The Short Version: …I actually honestly couldn’t tell you. There’s a mother driving her husband insane, a son watching all of it, and a world that seems to be disintegrating in some sort of absurdist fashion. All beautifully written though – and die-cut.
Review: I don’t know how I feel about Jonathan Safran Foer. I know I definitely don’t buy into the wunderkind thing anymore – but I also don’t dislike him. He’s a bit pretentious… but so am I, so I can’t fault him for that. When I heard that his new book would be coming out only in England first and that it would be a limited printing, I was confused… and curious. Looking into it, I discovered this company called Visual Editions and their unique (and wonderful) take on books.
The idea of The Book as Art is something I’ve always put forward – you probably know that if you’re a loyal reader. I go for the editions that are more visually attractive. I enjoy books that are more engrossing, even if just through their cover art, than your average paperback. So Tree of Codes sounded interesting: a die-cut book, exhumed from the text of another book. This has been a big thing recently with those newspaper poems, where someone blacks out most of the text from an article to create a short poem. I feel like I did something like this in 9th grade, as well.

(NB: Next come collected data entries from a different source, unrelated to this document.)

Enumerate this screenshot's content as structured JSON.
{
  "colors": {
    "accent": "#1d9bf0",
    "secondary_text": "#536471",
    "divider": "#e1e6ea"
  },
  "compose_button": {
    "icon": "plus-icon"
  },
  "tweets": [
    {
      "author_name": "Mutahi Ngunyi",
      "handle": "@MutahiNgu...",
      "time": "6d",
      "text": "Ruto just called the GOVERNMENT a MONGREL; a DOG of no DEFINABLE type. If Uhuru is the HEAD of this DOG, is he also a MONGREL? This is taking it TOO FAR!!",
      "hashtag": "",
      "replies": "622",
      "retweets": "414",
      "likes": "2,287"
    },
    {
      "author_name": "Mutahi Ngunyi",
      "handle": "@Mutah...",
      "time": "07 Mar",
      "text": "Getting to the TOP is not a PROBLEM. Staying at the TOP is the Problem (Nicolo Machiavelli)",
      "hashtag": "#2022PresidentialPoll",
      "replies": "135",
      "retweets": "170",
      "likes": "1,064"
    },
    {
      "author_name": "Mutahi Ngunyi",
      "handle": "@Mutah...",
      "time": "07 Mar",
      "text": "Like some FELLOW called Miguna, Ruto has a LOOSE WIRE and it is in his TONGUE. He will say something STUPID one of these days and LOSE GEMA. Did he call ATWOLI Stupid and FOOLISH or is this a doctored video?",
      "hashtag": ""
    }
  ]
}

What struck me most about this book is that, tonally, it is very different from JSF’s other work. There is a sense of the gothic here, of the supernatural, the absurd. Actually, this book reminded me most of Nabokov’s Invitation to a Beheading. That strange absurd reality that seems like ours but also is most clearly not. Like a dream world or a world sculpted out of someone’s mind. JSF mentions houses sinking into the earth, a city being unmapped, the Father of the story becoming mentally destabilized, and a comet that may or may not end the world. It’s all very hazy and misty and mysterious.
As a result, I can’t really come down on a firm feeling about the book. I enjoyed it, yes – it was an interesting and creative and simply different reading experience. The book feels so fragile – you can feel how hollow it is when you pick it up, even though (from the outside) it looks like a typical and not-insubstantial novel. But it also feels weightless in terms of content. There isn’t a whole lot there. Most of it reads like strange fragments of poetry – as though he selected his favorite phrases and tried to string them into a sort-of story. Because, honestly, there isn’t much story here. The father being mentally ill, the mother driving him there, the narrator watching all of this… but that’s it. There’s so much more said that doesn’t really have an impact in any way, shape, or form. As a result, the book feels fleeting.

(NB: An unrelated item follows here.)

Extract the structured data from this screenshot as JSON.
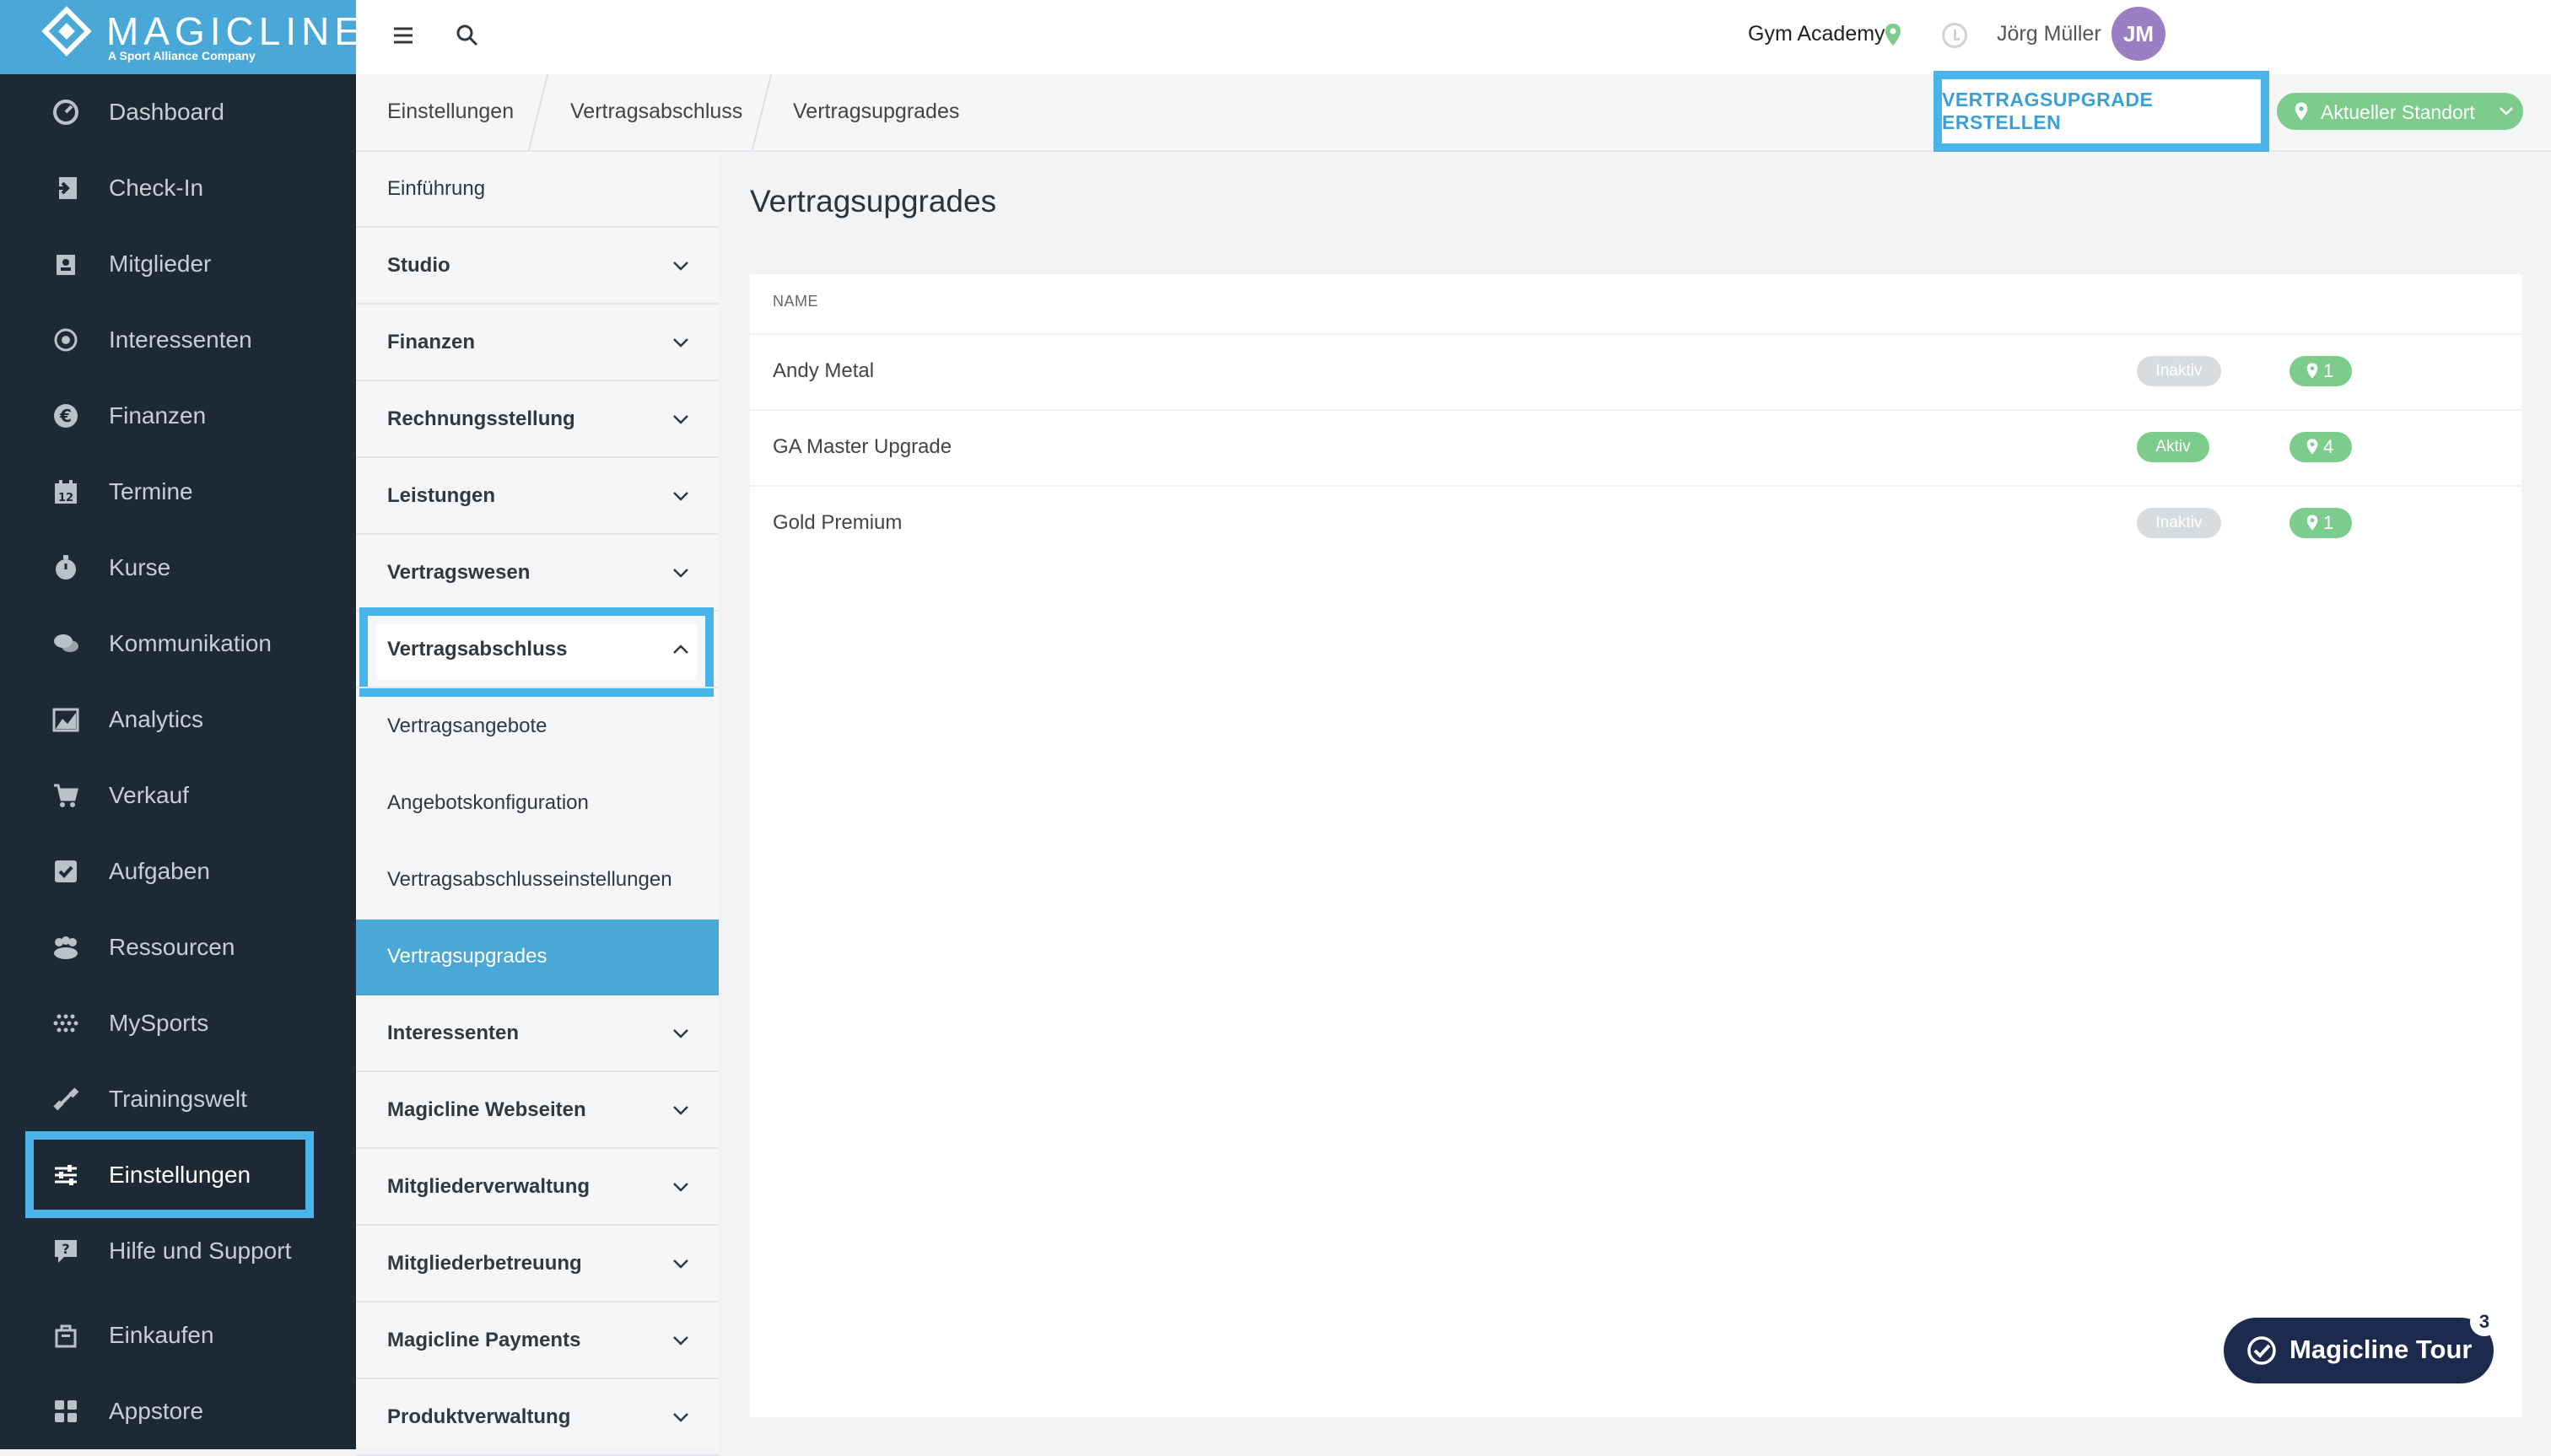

Rating: 3 out of 5. I did enjoy this book. The gothic, vaguely creepy atmosphere of reading a hollowed-out novel, especially one that seems to focus on such hazy and even spooky moments… it was enjoyable. There are beautiful moments and phrases here, as one should expect from Jonathan Safran Foer. But reading this book is a fleeting literary experience, made memorable only by the unusual circumstances of the die-cut skeleton of a different novel. I feel like this idea – of taking a novel and making an entirely different story out of it – has quite interesting potential… but future ‘authors’ need to see this as a warning: you can’t get too ethereal or the book will seem like simply a novelty item instead of a true story to be told.